Kaus points out a little bit of trying to have it both ways on Justice Thomas.

KCFleming said...

Sounds like Toobin has written a good historical novel.

John said...

This is typical of all Supreme Court reporting. The media is generally uniformed and frankly not bright enough or interested enough to write a decent objective analysis of what is going on. Instead, they give cartoon versions with the conservative Elmer Fudd block of Thomas, Alito, Scalia and Roberts hunting the liberal Buggs Bunny Block of Suiter, Breyer, Ginsberg and Stevens with Kennedy playing referee. The media never stops to think that not every case concerns affirmative action or abortion. For every hot buttom political case the Court decides there are 100s of lesser known but very important cases on lower profile areas of the law where the justices vote in different blocks and conservatives disagree with each other and vote with liberal members of the court. You never get any kind of intellectual feel for the court from the media. They just cover it like a Presidential campaign.

Darkbloom said...

There's a funny copyediting error on page 63, in the section about Clinton considering Cuomo for the Supreme Court. Reproduced here with the same typography:
--
Clinton and Cuomo had a complicated relationship. Clinton admired The New Yorker's way with words but found his indecisiveness maddening.
--
Jeffrey Toobin is, of course, a staff writer at The New Yorker.

lee david said...

Ann,

Did you write the title? It's brilliant and your review is fantastic. I have been following your posts on the book with amusement.
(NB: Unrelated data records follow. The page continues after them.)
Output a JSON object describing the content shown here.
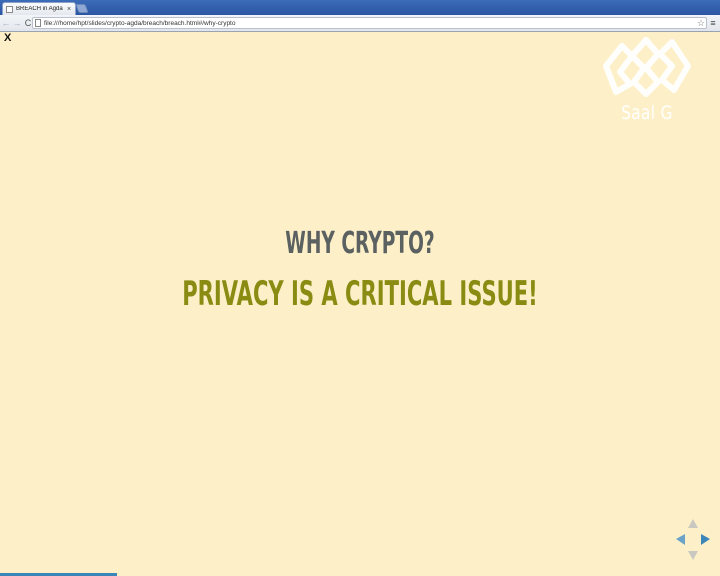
{
  "browser": {
    "tab_title": "BREACH in Agda",
    "tab_close": "×",
    "url": "file:///home/hpt/slides/crypto-agda/breach/breach.html#/why-crypto",
    "back_glyph": "←",
    "forward_glyph": "→",
    "reload_glyph": "C",
    "star_glyph": "☆",
    "menu_glyph": "≡"
  },
  "slide": {
    "close_label": "X",
    "logo_text": "Saal G",
    "heading": "WHY CRYPTO?",
    "subheading": "PRIVACY IS A CRITICAL ISSUE!",
    "progress_fraction": 0.163
  },
  "colors": {
    "background": "#fdf0c8",
    "heading": "#5b6061",
    "subheading": "#8a8b13",
    "accent": "#3a86b8"
  },
  "icons": [
    "tab-favicon-icon",
    "back-arrow-icon",
    "forward-arrow-icon",
    "reload-icon",
    "page-icon",
    "star-icon",
    "menu-icon",
    "close-icon",
    "logo-icon",
    "nav-up-icon",
    "nav-down-icon",
    "nav-left-icon",
    "nav-right-icon"
  ]
}
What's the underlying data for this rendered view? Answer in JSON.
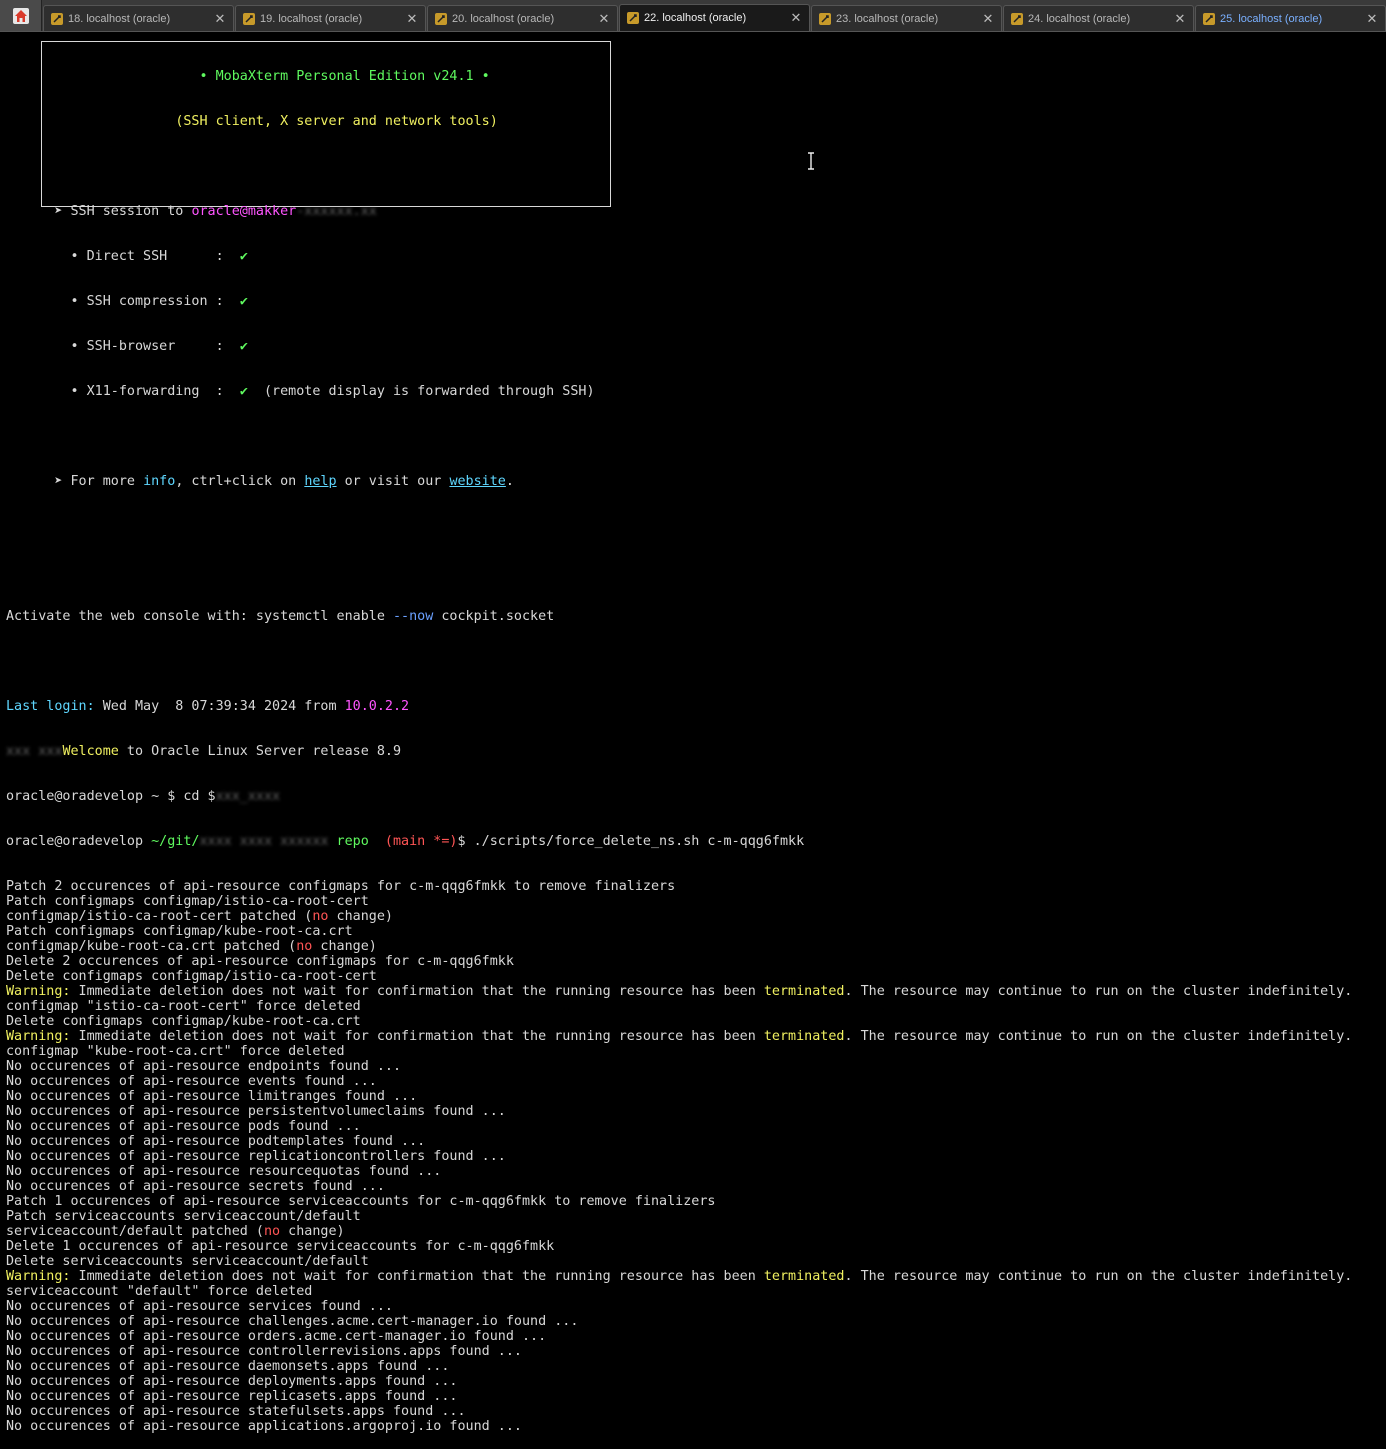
{
  "tabs": [
    {
      "label": "18. localhost (oracle)",
      "active": false
    },
    {
      "label": "19. localhost (oracle)",
      "active": false
    },
    {
      "label": "20. localhost (oracle)",
      "active": false
    },
    {
      "label": "22. localhost (oracle)",
      "active": true
    },
    {
      "label": "23. localhost (oracle)",
      "active": false
    },
    {
      "label": "24. localhost (oracle)",
      "active": false
    },
    {
      "label": "25. localhost (oracle)",
      "active": false
    }
  ],
  "banner": {
    "title": "• MobaXterm Personal Edition v24.1 •",
    "subtitle": "(SSH client, X server and network tools)",
    "ssh_prefix": "➤ SSH session to ",
    "ssh_target": "oracle@makker",
    "direct_ssh": "  • Direct SSH      :  ",
    "ssh_compression": "  • SSH compression :  ",
    "ssh_browser": "  • SSH-browser     :  ",
    "x11": "  • X11-forwarding  :  ",
    "check": "✔",
    "x11_note": "  (remote display is forwarded through SSH)",
    "more_a": "➤ For more ",
    "info": "info",
    "more_b": ", ctrl+click on ",
    "help": "help",
    "more_c": " or visit our ",
    "website": "website",
    "more_d": "."
  },
  "console": {
    "activate_a": "Activate the web console with: systemctl enable ",
    "activate_flag": "--now",
    "activate_b": " cockpit.socket",
    "last_login_label": "Last login:",
    "last_login_value": " Wed May  8 07:39:34 2024 from ",
    "last_login_ip": "10.0.2.2",
    "welcome_a": "Welcome",
    "welcome_b": " to Oracle Linux Server release 8.9",
    "prompt1": "oracle@oradevelop ~ $ cd $",
    "prompt2_user": "oracle@oradevelop",
    "prompt2_path": " ~/git/",
    "prompt2_repo": " repo",
    "prompt2_branch": "  (main *=)",
    "prompt2_cmd": "$ ./scripts/force_delete_ns.sh c-m-qqg6fmkk"
  },
  "warning": {
    "label": "Warning:",
    "text_a": " Immediate deletion does not wait for confirmation that the running resource has been ",
    "terminated": "terminated",
    "text_b": ". The resource may continue to run on the cluster indefinitely."
  },
  "output": [
    {
      "t": "plain",
      "text": "Patch 2 occurences of api-resource configmaps for c-m-qqg6fmkk to remove finalizers"
    },
    {
      "t": "plain",
      "text": "Patch configmaps configmap/istio-ca-root-cert"
    },
    {
      "t": "nochange",
      "a": "configmap/istio-ca-root-cert patched (",
      "no": "no",
      "b": " change)"
    },
    {
      "t": "plain",
      "text": "Patch configmaps configmap/kube-root-ca.crt"
    },
    {
      "t": "nochange",
      "a": "configmap/kube-root-ca.crt patched (",
      "no": "no",
      "b": " change)"
    },
    {
      "t": "plain",
      "text": "Delete 2 occurences of api-resource configmaps for c-m-qqg6fmkk"
    },
    {
      "t": "plain",
      "text": "Delete configmaps configmap/istio-ca-root-cert"
    },
    {
      "t": "warning"
    },
    {
      "t": "plain",
      "text": "configmap \"istio-ca-root-cert\" force deleted"
    },
    {
      "t": "plain",
      "text": "Delete configmaps configmap/kube-root-ca.crt"
    },
    {
      "t": "warning"
    },
    {
      "t": "plain",
      "text": "configmap \"kube-root-ca.crt\" force deleted"
    },
    {
      "t": "plain",
      "text": "No occurences of api-resource endpoints found ..."
    },
    {
      "t": "plain",
      "text": "No occurences of api-resource events found ..."
    },
    {
      "t": "plain",
      "text": "No occurences of api-resource limitranges found ..."
    },
    {
      "t": "plain",
      "text": "No occurences of api-resource persistentvolumeclaims found ..."
    },
    {
      "t": "plain",
      "text": "No occurences of api-resource pods found ..."
    },
    {
      "t": "plain",
      "text": "No occurences of api-resource podtemplates found ..."
    },
    {
      "t": "plain",
      "text": "No occurences of api-resource replicationcontrollers found ..."
    },
    {
      "t": "plain",
      "text": "No occurences of api-resource resourcequotas found ..."
    },
    {
      "t": "plain",
      "text": "No occurences of api-resource secrets found ..."
    },
    {
      "t": "plain",
      "text": "Patch 1 occurences of api-resource serviceaccounts for c-m-qqg6fmkk to remove finalizers"
    },
    {
      "t": "plain",
      "text": "Patch serviceaccounts serviceaccount/default"
    },
    {
      "t": "nochange",
      "a": "serviceaccount/default patched (",
      "no": "no",
      "b": " change)"
    },
    {
      "t": "plain",
      "text": "Delete 1 occurences of api-resource serviceaccounts for c-m-qqg6fmkk"
    },
    {
      "t": "plain",
      "text": "Delete serviceaccounts serviceaccount/default"
    },
    {
      "t": "warning"
    },
    {
      "t": "plain",
      "text": "serviceaccount \"default\" force deleted"
    },
    {
      "t": "plain",
      "text": "No occurences of api-resource services found ..."
    },
    {
      "t": "plain",
      "text": "No occurences of api-resource challenges.acme.cert-manager.io found ..."
    },
    {
      "t": "plain",
      "text": "No occurences of api-resource orders.acme.cert-manager.io found ..."
    },
    {
      "t": "plain",
      "text": "No occurences of api-resource controllerrevisions.apps found ..."
    },
    {
      "t": "plain",
      "text": "No occurences of api-resource daemonsets.apps found ..."
    },
    {
      "t": "plain",
      "text": "No occurences of api-resource deployments.apps found ..."
    },
    {
      "t": "plain",
      "text": "No occurences of api-resource replicasets.apps found ..."
    },
    {
      "t": "plain",
      "text": "No occurences of api-resource statefulsets.apps found ..."
    },
    {
      "t": "plain",
      "text": "No occurences of api-resource applications.argoproj.io found ..."
    }
  ],
  "colors": {
    "background": "#000000",
    "text": "#d8d8d8",
    "green": "#5ffa5f",
    "yellow": "#f0f060",
    "magenta": "#ff55ff",
    "cyan": "#5fd7ff",
    "red": "#ff5555"
  },
  "icons": {
    "home": "home-icon",
    "tab": "ssh-session-icon",
    "close": "close-icon"
  }
}
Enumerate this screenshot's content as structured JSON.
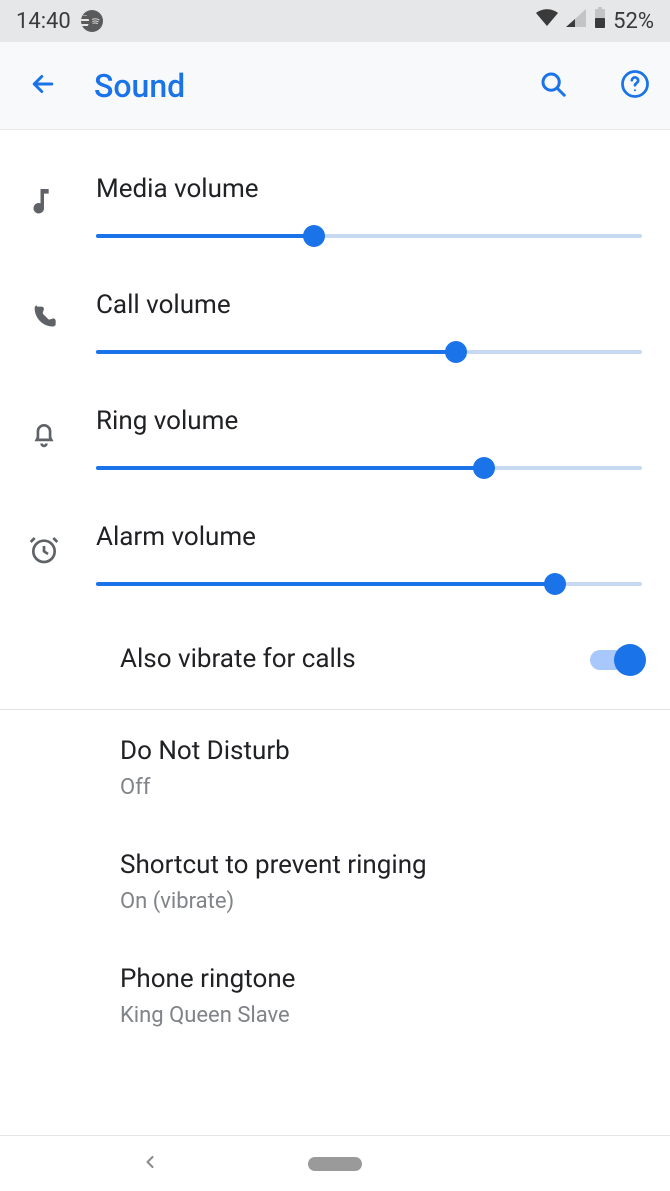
{
  "status": {
    "time": "14:40",
    "battery": "52%"
  },
  "header": {
    "title": "Sound"
  },
  "sliders": {
    "media": {
      "label": "Media volume",
      "percent": 40
    },
    "call": {
      "label": "Call volume",
      "percent": 66
    },
    "ring": {
      "label": "Ring volume",
      "percent": 71
    },
    "alarm": {
      "label": "Alarm volume",
      "percent": 84
    }
  },
  "toggles": {
    "vibrate_calls": {
      "label": "Also vibrate for calls",
      "on": true
    }
  },
  "prefs": {
    "dnd": {
      "title": "Do Not Disturb",
      "subtitle": "Off"
    },
    "shortcut": {
      "title": "Shortcut to prevent ringing",
      "subtitle": "On (vibrate)"
    },
    "ringtone": {
      "title": "Phone ringtone",
      "subtitle": "King Queen Slave"
    }
  },
  "colors": {
    "accent": "#1a73e8"
  }
}
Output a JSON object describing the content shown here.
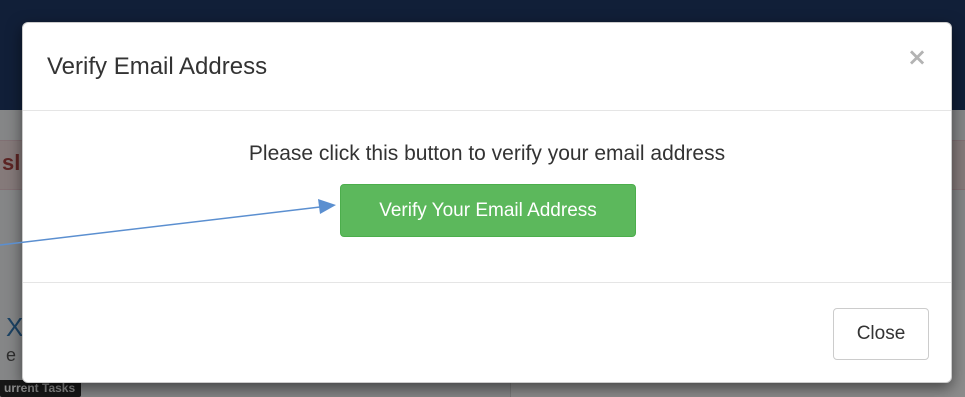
{
  "background": {
    "alert_fragment": "sl",
    "heading_fragment": "X",
    "subtext_fragment": "e",
    "tag_label": "urrent Tasks"
  },
  "modal": {
    "title": "Verify Email Address",
    "close_icon": "×",
    "message": "Please click this button to verify your email address",
    "verify_button_label": "Verify Your Email Address",
    "footer_close_label": "Close"
  },
  "colors": {
    "verify_button": "#5cb85c",
    "annotation_arrow": "#5b8fd0",
    "top_bar": "#1f3a67"
  },
  "icons": {
    "close": "close-icon",
    "annotation": "arrow-icon"
  }
}
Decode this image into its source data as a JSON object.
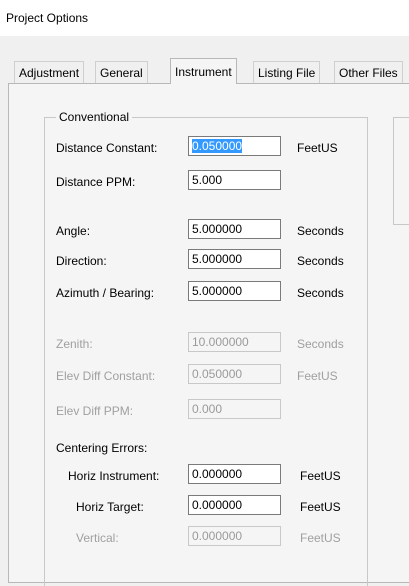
{
  "window": {
    "title": "Project Options"
  },
  "tabs": [
    {
      "label": "Adjustment",
      "selected": false
    },
    {
      "label": "General",
      "selected": false
    },
    {
      "label": "Instrument",
      "selected": true
    },
    {
      "label": "Listing File",
      "selected": false
    },
    {
      "label": "Other Files",
      "selected": false
    }
  ],
  "group": {
    "label": "Conventional",
    "rows": [
      {
        "label": "Distance Constant:",
        "value": "0.050000",
        "unit": "FeetUS",
        "enabled": true,
        "selected_text": true
      },
      {
        "label": "Distance PPM:",
        "value": "5.000",
        "unit": "",
        "enabled": true
      },
      {
        "label": "Angle:",
        "value": "5.000000",
        "unit": "Seconds",
        "enabled": true
      },
      {
        "label": "Direction:",
        "value": "5.000000",
        "unit": "Seconds",
        "enabled": true
      },
      {
        "label": "Azimuth / Bearing:",
        "value": "5.000000",
        "unit": "Seconds",
        "enabled": true
      },
      {
        "label": "Zenith:",
        "value": "10.000000",
        "unit": "Seconds",
        "enabled": false
      },
      {
        "label": "Elev Diff Constant:",
        "value": "0.050000",
        "unit": "FeetUS",
        "enabled": false
      },
      {
        "label": "Elev Diff PPM:",
        "value": "0.000",
        "unit": "",
        "enabled": false
      }
    ],
    "centering": {
      "label": "Centering Errors:",
      "rows": [
        {
          "label": "Horiz Instrument:",
          "value": "0.000000",
          "unit": "FeetUS",
          "enabled": true
        },
        {
          "label": "Horiz Target:",
          "value": "0.000000",
          "unit": "FeetUS",
          "enabled": true
        },
        {
          "label": "Vertical:",
          "value": "0.000000",
          "unit": "FeetUS",
          "enabled": false
        }
      ]
    }
  }
}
The thing that pops into my head when reading the excerpts that you have provided is that Toobin has been tasked with writing a description that is to be used by a comic book artist to draw a panel by panel comic book exposition of the supreme court, speech bubbles and all.

Zeb Quinn said...

Don't know, just guessing here, but don'tcha think that Toobin's editors at Doubleday were persistent and emphatic in clearly telling him exactly what they expected to see and not see in this book? They wanted nonsubstantive inside goo if not out-and-out gossip, because they think that's what sells. Toobin seems to possess the bona fides to write a more scholarly work, it'd probably be every bit as slanted --he is what he is after all--, but, yes, more scholarly. But that isn't what they wanted at Doubleday.

Ann Althouse said...

Lee: I didn't write the title of the review over there ("Justice on the Couch"), but I wrote my title over here ("Argument by impressionistic psychodrama" -- which is the last line of the review).

Ralph L said...

"Clinton admired the New Yorker's way with words but found his indecisiveness maddening"
Some people think the same of Clinton, but I always thought his speeches banal and trite. He was only interesting when trying to get out of a tight spot, when careful parsing was required to find the wiggle.